To recall, Colombia was the nest of drug cartels’ power just about a decade ago. With the effective clipping of the powers of drug lords there, drug lords’ lairs became more diffused thereafter, no longer to be ever concentrated in just one country in Latin America.
Mexico, Jamaica, Brazil, and other countries are now experiencing the growing powers of mafia lords in Latin America. Mexico seems to be the most vulnerable to entrenchment by the drug cartels since the country is just a step away from the United States that is the main drug market in the Americas.
Americans indeed are the most voracious drug users, so that one may wonder whether Americans are still holding own to their nature as humans—that they haven’t already tipped over to their demonic side. A research done in the early 1980s yet showed that as much as 40% of high school students admitted to having used a narcotic at least once, with 20% admitting to having used narcotics repeatedly.
That was the 1980s cited, and it is now 2011 or the 2nd decade of the 21st century. Drug use there has been growing steadily, and so it is safe to infer that over half of Americans are hooked into narcotics. Those heavy users of drugs may be less than 10%, but that still counts around 25 to 29 millions of Americans forever dependent on narcotics.
Next to America would be the European Union or EU. Nobody knows exactly the level and frequency of drug use there. But given the huge 450 million population, even just a 5% heavy usage would translate to 22.5 millions of Europeans heavily dependent on narcotics. At least over a hundred millions more are moderate or non-dependent users.
So it isn’t difficult to see why drug trade is so lucrative a business. In my country alone, drug production and trade is a whopping $10 Billion industry, and that estimate could well be under-estimated. Drug user count here is moving up the ladder too, while the Asian and American markets are also active destinations of drug exports.
Going back to Mexico, it may not be accurate to just cite the American market as the sole impetus for drug production and trade there. Mexico itself has a large population, enough to absorb a very large portion of locally produced narcotics. And there is South America that very well serves as a huge backyard in the Latino world for any salivating drug lord to flood with low prized narcotics, thus ensuring big bucks to the criminal honchos’ pockets.

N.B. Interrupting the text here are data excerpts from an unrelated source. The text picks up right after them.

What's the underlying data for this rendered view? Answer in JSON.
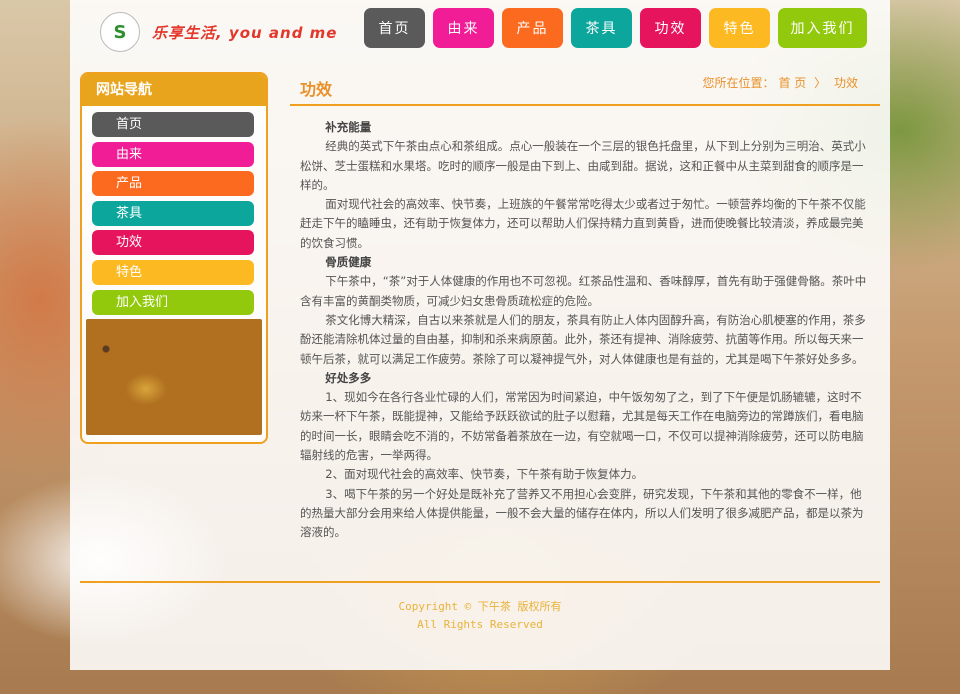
{
  "logo": {
    "mark": "S",
    "text": "乐享生活, you and me"
  },
  "topnav": [
    {
      "label": "首页",
      "color": "#5a5a5a",
      "w": 61
    },
    {
      "label": "由来",
      "color": "#f01d97",
      "w": 61
    },
    {
      "label": "产品",
      "color": "#fb6a1f",
      "w": 61
    },
    {
      "label": "茶具",
      "color": "#0da69c",
      "w": 61
    },
    {
      "label": "功效",
      "color": "#e6135d",
      "w": 61
    },
    {
      "label": "特色",
      "color": "#fdb921",
      "w": 61
    },
    {
      "label": "加入我们",
      "color": "#93c90d",
      "w": 89
    }
  ],
  "sidebar": {
    "title": "网站导航",
    "items": [
      {
        "label": "首页",
        "color": "#5a5a5a"
      },
      {
        "label": "由来",
        "color": "#f01d97"
      },
      {
        "label": "产品",
        "color": "#fb6a1f"
      },
      {
        "label": "茶具",
        "color": "#0da69c"
      },
      {
        "label": "功效",
        "color": "#e6135d"
      },
      {
        "label": "特色",
        "color": "#fdb921"
      },
      {
        "label": "加入我们",
        "color": "#93c90d"
      }
    ]
  },
  "main": {
    "title": "功效",
    "breadcrumb": {
      "prefix": "您所在位置：",
      "home": "首 页",
      "sep": "〉",
      "current": "功效"
    },
    "paragraphs": [
      {
        "type": "sub",
        "text": "补充能量"
      },
      {
        "type": "p",
        "text": "经典的英式下午茶由点心和茶组成。点心一般装在一个三层的银色托盘里，从下到上分别为三明治、英式小松饼、芝士蛋糕和水果塔。吃时的顺序一般是由下到上、由咸到甜。据说，这和正餐中从主菜到甜食的顺序是一样的。"
      },
      {
        "type": "p",
        "text": "面对现代社会的高效率、快节奏，上班族的午餐常常吃得太少或者过于匆忙。一顿营养均衡的下午茶不仅能赶走下午的瞌睡虫，还有助于恢复体力，还可以帮助人们保持精力直到黄昏，进而使晚餐比较清淡，养成最完美的饮食习惯。"
      },
      {
        "type": "sub",
        "text": "骨质健康"
      },
      {
        "type": "p",
        "text": "下午茶中，“茶”对于人体健康的作用也不可忽视。红茶品性温和、香味醇厚，首先有助于强健骨骼。茶叶中含有丰富的黄酮类物质，可减少妇女患骨质疏松症的危险。"
      },
      {
        "type": "p",
        "text": "茶文化博大精深，自古以来茶就是人们的朋友，茶具有防止人体内固醇升高，有防治心肌梗塞的作用，茶多酚还能清除机体过量的自由基，抑制和杀来病原菌。此外，茶还有提神、消除疲劳、抗菌等作用。所以每天来一顿午后茶，就可以满足工作疲劳。茶除了可以凝神提气外，对人体健康也是有益的，尤其是喝下午茶好处多多。"
      },
      {
        "type": "sub",
        "text": "好处多多"
      },
      {
        "type": "p",
        "text": "1、现如今在各行各业忙碌的人们，常常因为时间紧迫，中午饭匆匆了之，到了下午便是饥肠辘辘，这时不妨来一杯下午茶，既能提神，又能给予跃跃欲试的肚子以慰藉，尤其是每天工作在电脑旁边的常蹲族们，看电脑的时间一长，眼睛会吃不消的，不妨常备着茶放在一边，有空就喝一口，不仅可以提神消除疲劳，还可以防电脑辐射线的危害，一举两得。"
      },
      {
        "type": "p",
        "text": "2、面对现代社会的高效率、快节奏，下午茶有助于恢复体力。"
      },
      {
        "type": "p",
        "text": "3、喝下午茶的另一个好处是既补充了营养又不用担心会变胖，研究发现，下午茶和其他的零食不一样，他的热量大部分会用来给人体提供能量，一般不会大量的储存在体内，所以人们发明了很多减肥产品，都是以茶为溶液的。"
      }
    ]
  },
  "footer": {
    "line1": "Copyright © 下午茶 版权所有",
    "line2": "All Rights Reserved"
  }
}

With a string of conservative governments installed from the late 90s through the present, the paranoia towards drug cartels is understandable. The same conservatives unleashed the sword of a crusade versus the drug lords who are now being hunted down in the same way that heretics were tracked down and massacred by the Church during the infamous Inquisitions around the globe.

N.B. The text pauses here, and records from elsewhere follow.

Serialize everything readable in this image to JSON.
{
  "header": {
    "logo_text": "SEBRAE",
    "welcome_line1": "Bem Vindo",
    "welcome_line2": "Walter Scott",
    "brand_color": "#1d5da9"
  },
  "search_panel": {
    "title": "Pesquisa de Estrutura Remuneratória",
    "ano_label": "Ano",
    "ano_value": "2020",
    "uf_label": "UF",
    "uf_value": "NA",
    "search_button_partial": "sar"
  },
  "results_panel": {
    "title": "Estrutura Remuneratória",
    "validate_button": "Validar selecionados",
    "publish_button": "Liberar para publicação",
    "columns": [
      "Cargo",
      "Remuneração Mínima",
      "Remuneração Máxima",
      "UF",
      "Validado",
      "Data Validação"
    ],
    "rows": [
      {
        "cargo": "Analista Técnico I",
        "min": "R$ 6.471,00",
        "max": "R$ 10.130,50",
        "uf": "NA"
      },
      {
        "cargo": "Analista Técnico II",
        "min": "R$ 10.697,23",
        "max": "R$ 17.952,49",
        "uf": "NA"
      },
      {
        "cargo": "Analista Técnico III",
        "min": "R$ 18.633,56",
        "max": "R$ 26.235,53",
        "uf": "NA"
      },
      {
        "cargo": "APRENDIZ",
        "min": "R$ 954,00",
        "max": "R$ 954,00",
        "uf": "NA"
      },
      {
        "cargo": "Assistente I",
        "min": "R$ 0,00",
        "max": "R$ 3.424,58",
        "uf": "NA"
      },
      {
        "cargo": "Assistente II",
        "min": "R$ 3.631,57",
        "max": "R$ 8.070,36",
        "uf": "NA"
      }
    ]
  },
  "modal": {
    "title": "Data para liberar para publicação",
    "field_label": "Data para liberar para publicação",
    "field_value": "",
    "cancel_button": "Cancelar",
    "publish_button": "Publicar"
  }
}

Insurgents used to be top national security threats in Mexico, but that fizzled out much later. The last insurgent group Zapatistas were a ragtag peasant group in an erstwhile urban-led Mexico, and that group’s potency fizzled out as soon as its uprisings were mounted.
Now the drug mafias comprise the major national security threat to Mexico, or that is what the Inquisitionist conservatives want Mexicans to believe. So huge is the anti-drug Crusade that the entire machineries of military and police are engaged in large-scale offensive operations that are akin to facing men-at-war in a conventional war between conflicting nations.
Keen observers are noticeably irked at the rather excessive force being used to stump out drug mafias in the country. The paranoia is simply too much, the force is excessive, and so expectedly the ‘collateral damage’ of the war is proving too much for ordinary citizens caught in between the violent fireworks.
Mexicans should better exert efforts to bring down that paranoia and bring back the Mexican central government to reality. Mafia groups ought to be stumped out all right, but the war need not be in the vogue of a full-scale war akin to engagement in a world war.
[Philippines, 03 February 2011]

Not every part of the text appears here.